A new edition of ArtTactic’s Modern & Contemporary African Artist report, which explores auction sales trends in 2016-2021, highlights a surging sector. Auction sales increased by 44 per cent in 2021, from $50mn in 2020 to $72mn last year, passing the pre-pandemic total by far too. “This is the highest total ever for the African modern and contemporary auction market,” says ArtTactic.

West African artists saw the strongest growth in auction sales: total sales were up 111 per cent in 2021 over the year before, with $89.4mn generated over the five-year period. Njideka Akunyili Crosby, who was born in Nigeria, achieved $16.3mn in total sales, with an average price of $855,000. Ghana-born Amoako Boafo was another art-market star, his work fetching $14mn with an average price of $400,000. Lisa Brice, born in South Africa, had the highest auction sale last year for a female artist: $3.2mn (with fees) for “No Bare Back, after Embah” (2017) at Sotheby’s. Sales for central African artists dipped, however, only generating $881,000 in 2021.

The report analysed more than 23,700 lots across postwar and contemporary sales in locations such as London, Dubai, Nigeria and South Africa. The report is timely, coinciding with the 1:54 Contemporary African Art Fair at Christie’s in Paris (until April 10).

As the art world springs back to life following the pandemic, New York is consolidating its position as the world’s contemporary art hub. Mendes Wood DM is opening a 7,000 square foot gallery in Walker Street in Tribeca, downtown Manhattan, early next month, incorporating three exhibition spaces.

The gallery, founded in São Paulo in 2010, previously ran a space on the Upper East Side, which closed in early 2021. “The experience of opening in New York has been so rewarding; now we want to take it to another level,” says co-founder Matthew Wood.

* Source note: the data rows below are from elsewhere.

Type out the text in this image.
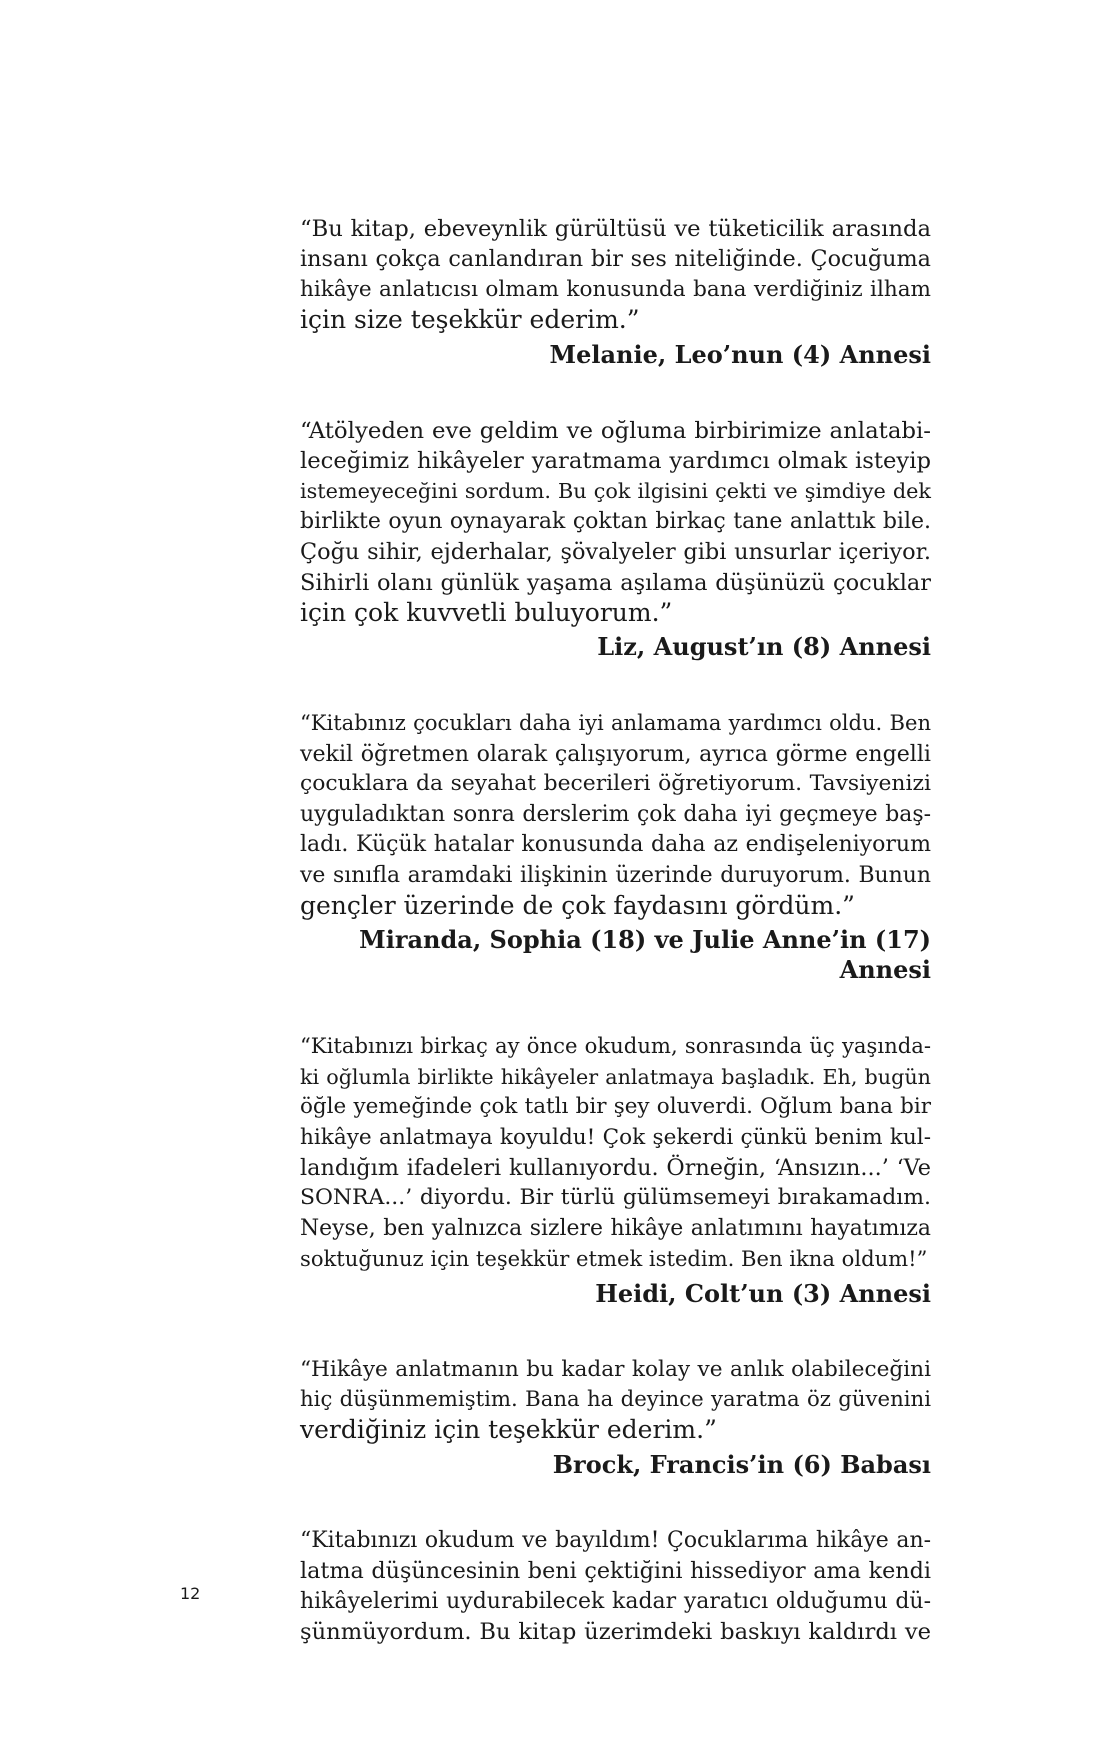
“Bu kitap, ebeveynlik gürültüsü ve tüketicilik arasında
insanı çokça canlandıran bir ses niteliğinde. Çocuğuma
hikâye anlatıcısı olmam konusunda bana verdiğiniz ilham
için size teşekkür ederim.”

Melanie, Leo’nun (4) Annesi

“Atölyeden eve geldim ve oğluma birbirimize anlatabi-
leceğimiz hikâyeler yaratmama yardımcı olmak isteyip
istemeyeceğini sordum. Bu çok ilgisini çekti ve şimdiye dek
birlikte oyun oynayarak çoktan birkaç tane anlattık bile.
Çoğu sihir, ejderhalar, şövalyeler gibi unsurlar içeriyor.
Sihirli olanı günlük yaşama aşılama düşünüzü çocuklar
için çok kuvvetli buluyorum.”

Liz, August’ın (8) Annesi

“Kitabınız çocukları daha iyi anlamama yardımcı oldu. Ben
vekil öğretmen olarak çalışıyorum, ayrıca görme engelli
çocuklara da seyahat becerileri öğretiyorum. Tavsiyenizi
uyguladıktan sonra derslerim çok daha iyi geçmeye baş-
ladı. Küçük hatalar konusunda daha az endişeleniyorum
ve sınıfla aramdaki ilişkinin üzerinde duruyorum. Bunun
gençler üzerinde de çok faydasını gördüm.”

Miranda, Sophia (18) ve Julie Anne’in (17) Annesi

“Kitabınızı birkaç ay önce okudum, sonrasında üç yaşında-
ki oğlumla birlikte hikâyeler anlatmaya başladık. Eh, bugün
öğle yemeğinde çok tatlı bir şey oluverdi. Oğlum bana bir
hikâye anlatmaya koyuldu! Çok şekerdi çünkü benim kul-
landığım ifadeleri kullanıyordu. Örneğin, ‘Ansızın...’ ‘Ve
SONRA...’ diyordu. Bir türlü gülümsemeyi bırakamadım.
Neyse, ben yalnızca sizlere hikâye anlatımını hayatımıza
soktuğunuz için teşekkür etmek istedim. Ben ikna oldum!”

Heidi, Colt’un (3) Annesi

“Hikâye anlatmanın bu kadar kolay ve anlık olabileceğini
hiç düşünmemiştim. Bana ha deyince yaratma öz güvenini
verdiğiniz için teşekkür ederim.”

Brock, Francis’in (6) Babası

“Kitabınızı okudum ve bayıldım! Çocuklarıma hikâye an-
latma düşüncesinin beni çektiğini hissediyor ama kendi
hikâyelerimi uydurabilecek kadar yaratıcı olduğumu dü-
şünmüyordum. Bu kitap üzerimdeki baskıyı kaldırdı ve

12
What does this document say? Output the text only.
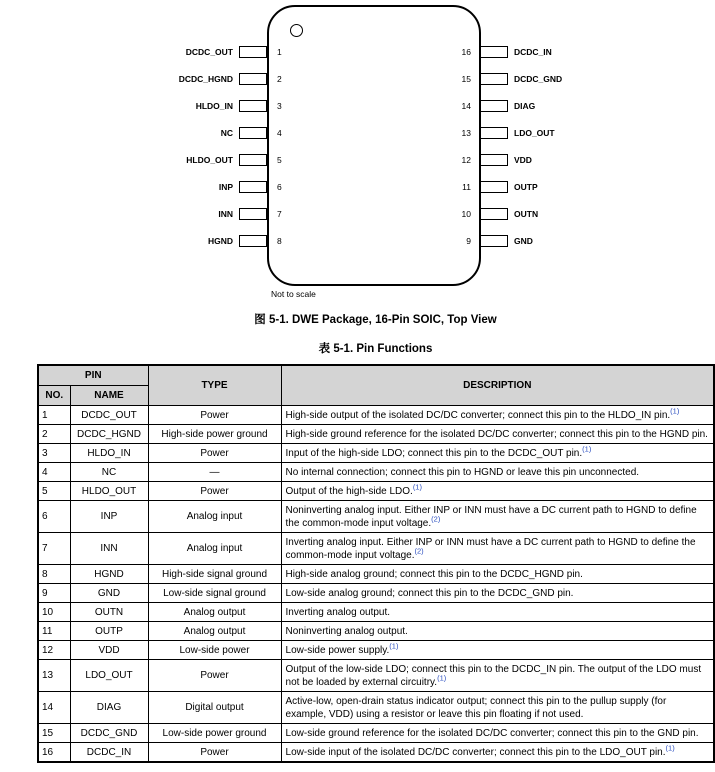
DCDC_OUT	1
DCDC_HGND	2
HLDO_IN	3
NC	4
HLDO_OUT	5
INP	6
INN	7
HGND	8
16	DCDC_IN
15	DCDC_GND
14	DIAG
13	LDO_OUT
12	VDD
11	OUTP
10	OUTN
9	GND
Not to scale
图 5-1. DWE Package, 16-Pin SOIC, Top View
表 5-1. Pin Functions
PIN		TYPE	DESCRIPTION
NO.	NAME		
1	DCDC_OUT	Power	High-side output of the isolated DC/DC converter; connect this pin to the HLDO_IN pin.$^{(1)}$
2	DCDC_HGND	High-side power ground	High-side ground reference for the isolated DC/DC converter; connect this pin to the HGND pin.
3	HLDO_IN	Power	Input of the high-side LDO; connect this pin to the DCDC_OUT pin.$^{(1)}$
4	NC	—	No internal connection; connect this pin to HGND or leave this pin unconnected.
5	HLDO_OUT	Power	Output of the high-side LDO.$^{(1)}$
6	INP	Analog input	Noninverting analog input. Either INP or INN must have a DC current path to HGND to define the common-mode input voltage.$^{(2)}$
7	INN	Analog input	Inverting analog input. Either INP or INN must have a DC current path to HGND to define the common-mode input voltage.$^{(2)}$
8	HGND	High-side signal ground	High-side analog ground; connect this pin to the DCDC_HGND pin.
9	GND	Low-side signal ground	Low-side analog ground; connect this pin to the DCDC_GND pin.
10	OUTN	Analog output	Inverting analog output.
11	OUTP	Analog output	Noninverting analog output.
12	VDD	Low-side power	Low-side power supply.$^{(1)}$
13	LDO_OUT	Power	Output of the low-side LDO; connect this pin to the DCDC_IN pin. The output of the LDO must not be loaded by external circuitry.$^{(1)}$
14	DIAG	Digital output	Active-low, open-drain status indicator output; connect this pin to the pullup supply (for example, VDD) using a resistor or leave this pin floating if not used.
15	DCDC_GND	Low-side power ground	Low-side ground reference for the isolated DC/DC converter; connect this pin to the GND pin.
16	DCDC_IN	Power	Low-side input of the isolated DC/DC converter; connect this pin to the LDO_OUT pin.$^{(1)}$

The space launches with a survey of work by Brazilian artist Paulo Nazareth (Nosotros los otros, May 6-June 10), including his Notícias de América (News from America) photographic series (2011-12). Prices are undisclosed but pamphlets will be available for $1. “Paulo makes his work available for anyone to purchase,” Wood says.

White Cube plans to open a gallery on the Upper East Side in a 1930 building at 1002 Madison Avenue in spring 2023, marking the gallery’s 30th anniversary. Programming details are to be announced, while White Cube will retain its office and private viewing rooms at a separate Madison Avenue location.